I can't get rid of black bars outside the safe area on Android.
And here's my code:
class MyApp extends StatelessWidget {
const MyApp({super.key});
// This widget is the root of your application.
@override
Widget build(BuildContext context) {
return MaterialApp(
title: 'Test',
localizationsDelegates: AppLocalizations.localizationsDelegates,
supportedLocales: AppLocalizations.supportedLocales,
theme: lightTheme,
darkTheme: darkTheme,
themeMode: ThemeMode.light,
debugShowCheckedModeBanner: false,
home: Scaffold(
backgroundColor: Colors.white,
appBar: AppBar(
title: const Text('Test'),
),
body: const Center(
child: Text('Test'),
),
),
);
}
}
Obviously my app is way more complex than that, but this simple example clearly demonstrates the issue. I took a landscape screenshot because it also highlights an other black bar on the left, where the camera is.
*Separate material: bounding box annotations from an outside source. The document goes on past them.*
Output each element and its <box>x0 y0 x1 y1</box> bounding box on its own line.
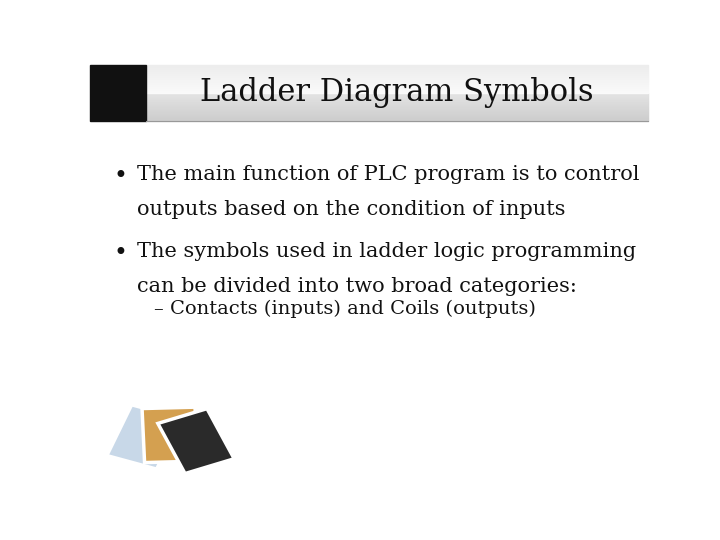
Text: Ladder Diagram Symbols: Ladder Diagram Symbols <box>200 77 594 109</box>
Bar <box>145 120 648 121</box>
Bar <box>145 93 648 94</box>
Bar <box>145 107 648 109</box>
Bar <box>145 105 648 106</box>
Bar <box>145 68 648 69</box>
Bar <box>145 75 648 76</box>
Bar <box>145 94 648 95</box>
Bar <box>145 80 648 81</box>
Bar <box>145 116 648 117</box>
Bar <box>145 69 648 70</box>
Bar <box>145 82 648 83</box>
Bar <box>90 65 145 121</box>
Bar <box>145 98 648 99</box>
Bar <box>145 86 648 87</box>
Bar <box>142 407 197 463</box>
Bar <box>145 96 648 97</box>
Text: •: • <box>114 165 127 187</box>
Text: outputs based on the condition of inputs: outputs based on the condition of inputs <box>138 200 566 219</box>
Text: can be divided into two broad categories:: can be divided into two broad categories… <box>138 277 577 296</box>
Bar <box>145 99 648 100</box>
Bar <box>145 106 648 107</box>
Bar <box>145 76 648 77</box>
Bar <box>145 81 648 82</box>
Text: The main function of PLC program is to control: The main function of PLC program is to c… <box>138 165 640 184</box>
Bar <box>145 67 648 68</box>
Bar <box>145 112 648 113</box>
Bar <box>145 90 648 91</box>
Bar <box>145 83 648 84</box>
Bar <box>145 66 648 67</box>
Bar <box>145 89 648 90</box>
Bar <box>145 114 648 116</box>
Bar <box>145 95 648 96</box>
Bar <box>145 70 648 71</box>
Bar <box>145 102 648 103</box>
Bar <box>145 65 648 66</box>
Bar <box>145 100 648 102</box>
Bar <box>145 97 648 98</box>
Bar <box>145 84 648 85</box>
Bar <box>145 85 648 86</box>
Bar <box>145 78 648 79</box>
Text: – Contacts (inputs) and Coils (outputs): – Contacts (inputs) and Coils (outputs) <box>154 300 536 318</box>
Bar <box>145 73 648 74</box>
Bar <box>145 72 648 73</box>
Text: •: • <box>114 241 127 265</box>
Bar <box>145 103 648 104</box>
Bar <box>145 104 648 105</box>
Bar <box>145 88 648 89</box>
Text: The symbols used in ladder logic programming: The symbols used in ladder logic program… <box>138 241 636 260</box>
Bar <box>145 77 648 78</box>
Bar <box>145 71 648 72</box>
Bar <box>145 109 648 110</box>
Bar <box>145 91 648 92</box>
Bar <box>145 110 648 111</box>
Bar <box>107 405 181 469</box>
Bar <box>158 409 234 474</box>
Bar <box>145 117 648 118</box>
Bar <box>145 113 648 114</box>
Bar <box>145 74 648 75</box>
Bar <box>145 87 648 88</box>
Bar <box>145 92 648 93</box>
Bar <box>145 119 648 120</box>
Bar <box>145 118 648 119</box>
Bar <box>145 111 648 112</box>
Bar <box>145 79 648 80</box>
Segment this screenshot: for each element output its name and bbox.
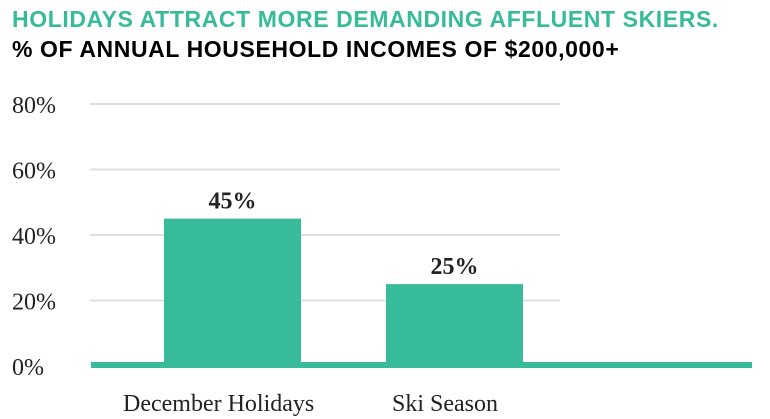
chart-subtitle: % OF ANNUAL HOUSEHOLD INCOMES OF $200,00…	[12, 36, 620, 62]
y-tick-label: 0%	[12, 355, 44, 381]
y-tick-label: 20%	[12, 290, 56, 316]
y-tick-label: 40%	[12, 224, 56, 250]
category-label: December Holidays	[123, 391, 314, 417]
data-label: 25%	[431, 254, 479, 280]
bar	[164, 218, 301, 366]
category-label: Ski Season	[392, 391, 498, 417]
y-tick-label: 60%	[12, 159, 56, 185]
chart-title: HOLIDAYS ATTRACT MORE DEMANDING AFFLUENT…	[12, 6, 719, 32]
baseline	[91, 362, 752, 368]
data-label: 45%	[209, 189, 257, 215]
y-tick-label: 80%	[12, 93, 56, 119]
bar	[386, 284, 523, 366]
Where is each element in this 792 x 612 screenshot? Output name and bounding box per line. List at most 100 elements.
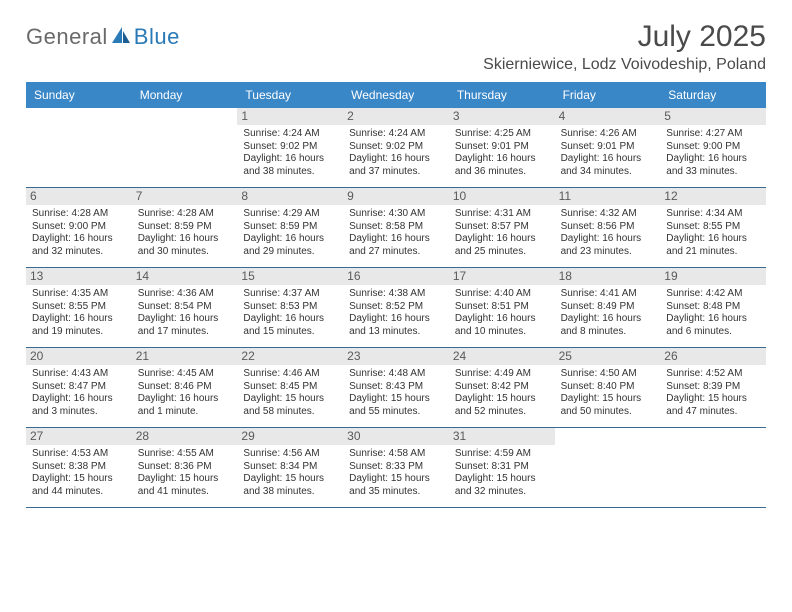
daylight-line: Daylight: 16 hours and 3 minutes. xyxy=(32,393,126,418)
week-row: 1Sunrise: 4:24 AMSunset: 9:02 PMDaylight… xyxy=(26,108,766,188)
sunset-line: Sunset: 8:40 PM xyxy=(561,381,655,394)
day-number: 3 xyxy=(449,108,555,125)
daylight-line: Daylight: 16 hours and 23 minutes. xyxy=(561,233,655,258)
sunset-line: Sunset: 8:53 PM xyxy=(243,301,337,314)
day-header: Saturday xyxy=(660,82,766,108)
day-number: 9 xyxy=(343,188,449,205)
sunrise-line: Sunrise: 4:31 AM xyxy=(455,208,549,221)
daylight-line: Daylight: 16 hours and 17 minutes. xyxy=(138,313,232,338)
day-cell: 7Sunrise: 4:28 AMSunset: 8:59 PMDaylight… xyxy=(132,188,238,267)
day-cell: 14Sunrise: 4:36 AMSunset: 8:54 PMDayligh… xyxy=(132,268,238,347)
sunrise-line: Sunrise: 4:35 AM xyxy=(32,288,126,301)
sunrise-line: Sunrise: 4:43 AM xyxy=(32,368,126,381)
day-cell: 27 Sunrise: 4:53 AMSunset: 8:38 PMDayligh… xyxy=(26,428,132,507)
day-number: 5 xyxy=(660,108,766,125)
daylight-line: Daylight: 15 hours and 35 minutes. xyxy=(349,473,443,498)
page-title: July 2025 xyxy=(483,20,766,54)
sunset-line: Sunset: 8:31 PM xyxy=(455,461,549,474)
sunrise-line: Sunrise: 4:29 AM xyxy=(243,208,337,221)
sunrise-line: Sunrise: 4:52 AM xyxy=(666,368,760,381)
sunset-line: Sunset: 8:51 PM xyxy=(455,301,549,314)
sunrise-line: Sunrise: 4:34 AM xyxy=(666,208,760,221)
day-cell: 21Sunrise: 4:45 AMSunset: 8:46 PMDayligh… xyxy=(132,348,238,427)
daylight-line: Daylight: 15 hours and 41 minutes. xyxy=(138,473,232,498)
day-number: 22 xyxy=(237,348,343,365)
day-cell: 12Sunrise: 4:34 AMSunset: 8:55 PMDayligh… xyxy=(660,188,766,267)
day-cell: 4Sunrise: 4:26 AMSunset: 9:01 PMDaylight… xyxy=(555,108,661,187)
daylight-line: Daylight: 15 hours and 55 minutes. xyxy=(349,393,443,418)
day-cell xyxy=(555,428,661,507)
daylight-line: Daylight: 16 hours and 15 minutes. xyxy=(243,313,337,338)
daylight-line: Daylight: 16 hours and 29 minutes. xyxy=(243,233,337,258)
daylight-line: Daylight: 16 hours and 13 minutes. xyxy=(349,313,443,338)
title-block: July 2025 Skierniewice, Lodz Voivodeship… xyxy=(483,20,766,74)
day-number: 24 xyxy=(449,348,555,365)
sunset-line: Sunset: 8:45 PM xyxy=(243,381,337,394)
day-cell: 28Sunrise: 4:55 AMSunset: 8:36 PMDayligh… xyxy=(132,428,238,507)
day-cell: 15Sunrise: 4:37 AMSunset: 8:53 PMDayligh… xyxy=(237,268,343,347)
week-row: 13Sunrise: 4:35 AMSunset: 8:55 PMDayligh… xyxy=(26,268,766,348)
daylight-line: Daylight: 15 hours and 58 minutes. xyxy=(243,393,337,418)
daylight-line: Daylight: 16 hours and 6 minutes. xyxy=(666,313,760,338)
day-number: 2 xyxy=(343,108,449,125)
calendar-body: 1Sunrise: 4:24 AMSunset: 9:02 PMDaylight… xyxy=(26,108,766,508)
sunrise-line: Sunrise: 4:27 AM xyxy=(666,128,760,141)
daylight-line: Daylight: 16 hours and 30 minutes. xyxy=(138,233,232,258)
daylight-line: Daylight: 16 hours and 19 minutes. xyxy=(32,313,126,338)
sunrise-line: Sunrise: 4:59 AM xyxy=(455,448,549,461)
day-number: 14 xyxy=(132,268,238,285)
day-cell: 20Sunrise: 4:43 AMSunset: 8:47 PMDayligh… xyxy=(26,348,132,427)
daylight-line: Daylight: 15 hours and 47 minutes. xyxy=(666,393,760,418)
calendar: SundayMondayTuesdayWednesdayThursdayFrid… xyxy=(26,82,766,508)
sunrise-line: Sunrise: 4:41 AM xyxy=(561,288,655,301)
day-cell: 31Sunrise: 4:59 AMSunset: 8:31 PMDayligh… xyxy=(449,428,555,507)
day-cell: 17Sunrise: 4:40 AMSunset: 8:51 PMDayligh… xyxy=(449,268,555,347)
daylight-line: Daylight: 16 hours and 21 minutes. xyxy=(666,233,760,258)
daylight-line: Daylight: 15 hours and 32 minutes. xyxy=(455,473,549,498)
daylight-line: Daylight: 16 hours and 37 minutes. xyxy=(349,153,443,178)
day-number: 16 xyxy=(343,268,449,285)
sunset-line: Sunset: 9:00 PM xyxy=(666,141,760,154)
daylight-line: Daylight: 16 hours and 8 minutes. xyxy=(561,313,655,338)
sunrise-line: Sunrise: 4:28 AM xyxy=(138,208,232,221)
sunrise-line: Sunrise: 4:58 AM xyxy=(349,448,443,461)
sunset-line: Sunset: 8:38 PM xyxy=(32,461,126,474)
daylight-line: Daylight: 15 hours and 38 minutes. xyxy=(243,473,337,498)
sunset-line: Sunset: 8:46 PM xyxy=(138,381,232,394)
logo: General Blue xyxy=(26,24,180,50)
sunrise-line: Sunrise: 4:40 AM xyxy=(455,288,549,301)
sunrise-line: Sunrise: 4:46 AM xyxy=(243,368,337,381)
day-cell: 1Sunrise: 4:24 AMSunset: 9:02 PMDaylight… xyxy=(237,108,343,187)
sunrise-line: Sunrise: 4:53 AM xyxy=(32,448,126,461)
sunset-line: Sunset: 8:49 PM xyxy=(561,301,655,314)
week-row: 6Sunrise: 4:28 AMSunset: 9:00 PMDaylight… xyxy=(26,188,766,268)
day-number: 23 xyxy=(343,348,449,365)
sunset-line: Sunset: 8:33 PM xyxy=(349,461,443,474)
day-number: 20 xyxy=(26,348,132,365)
day-cell: 26Sunrise: 4:52 AMSunset: 8:39 PMDayligh… xyxy=(660,348,766,427)
daylight-line: Daylight: 15 hours and 52 minutes. xyxy=(455,393,549,418)
sunrise-line: Sunrise: 4:26 AM xyxy=(561,128,655,141)
day-cell: 18Sunrise: 4:41 AMSunset: 8:49 PMDayligh… xyxy=(555,268,661,347)
daylight-line: Daylight: 15 hours and 44 minutes. xyxy=(32,473,126,498)
sunset-line: Sunset: 8:59 PM xyxy=(243,221,337,234)
sail-icon xyxy=(110,25,132,50)
sunrise-line: Sunrise: 4:24 AM xyxy=(243,128,337,141)
day-number: 29 xyxy=(237,428,343,445)
daylight-line: Daylight: 16 hours and 32 minutes. xyxy=(32,233,126,258)
sunrise-line: Sunrise: 4:55 AM xyxy=(138,448,232,461)
day-cell: 16Sunrise: 4:38 AMSunset: 8:52 PMDayligh… xyxy=(343,268,449,347)
daylight-line: Daylight: 16 hours and 10 minutes. xyxy=(455,313,549,338)
day-cell: 30Sunrise: 4:58 AMSunset: 8:33 PMDayligh… xyxy=(343,428,449,507)
sunset-line: Sunset: 8:57 PM xyxy=(455,221,549,234)
sunset-line: Sunset: 9:02 PM xyxy=(243,141,337,154)
day-number: 7 xyxy=(132,188,238,205)
day-number: 27 xyxy=(26,428,132,445)
day-cell: 24Sunrise: 4:49 AMSunset: 8:42 PMDayligh… xyxy=(449,348,555,427)
page-subtitle: Skierniewice, Lodz Voivodeship, Poland xyxy=(483,56,766,74)
sunset-line: Sunset: 8:43 PM xyxy=(349,381,443,394)
day-header: Tuesday xyxy=(237,82,343,108)
day-number: 26 xyxy=(660,348,766,365)
daylight-line: Daylight: 16 hours and 38 minutes. xyxy=(243,153,337,178)
day-cell: 2Sunrise: 4:24 AMSunset: 9:02 PMDaylight… xyxy=(343,108,449,187)
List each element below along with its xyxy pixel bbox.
What I would like is for Flutter to be smart enough to overflow the background outside the safe area, but keep all content as it is. There's also the case of bottom navigation bars (tab bars on iOS), those should extend their background past the safe area, but keep all content above. Weirdly, the top of the app in portrait correctly overflows under the camera safe area, but not the bottom or landscape left and right… 🤷
I saw solutions such as changing the colors of the bar using something like SystemChrome.setSystemUIOverlayStyle
, but I don't think that's a good fix (more of a hack TBH) because this color should change depending on the content of the screen, and setting a static color there leads to a lot more work to update it. Plus imagine if I wanted to do a gradient as a background color, that wouldn't help at all. So I'm really looking for a definitive layout-based solution.
How should I update this code to get the correct appearance?
Flutter 3.27 fixes it. Hurray!
Search for "Edge to edge" in the announcement blog post and you'll find the news.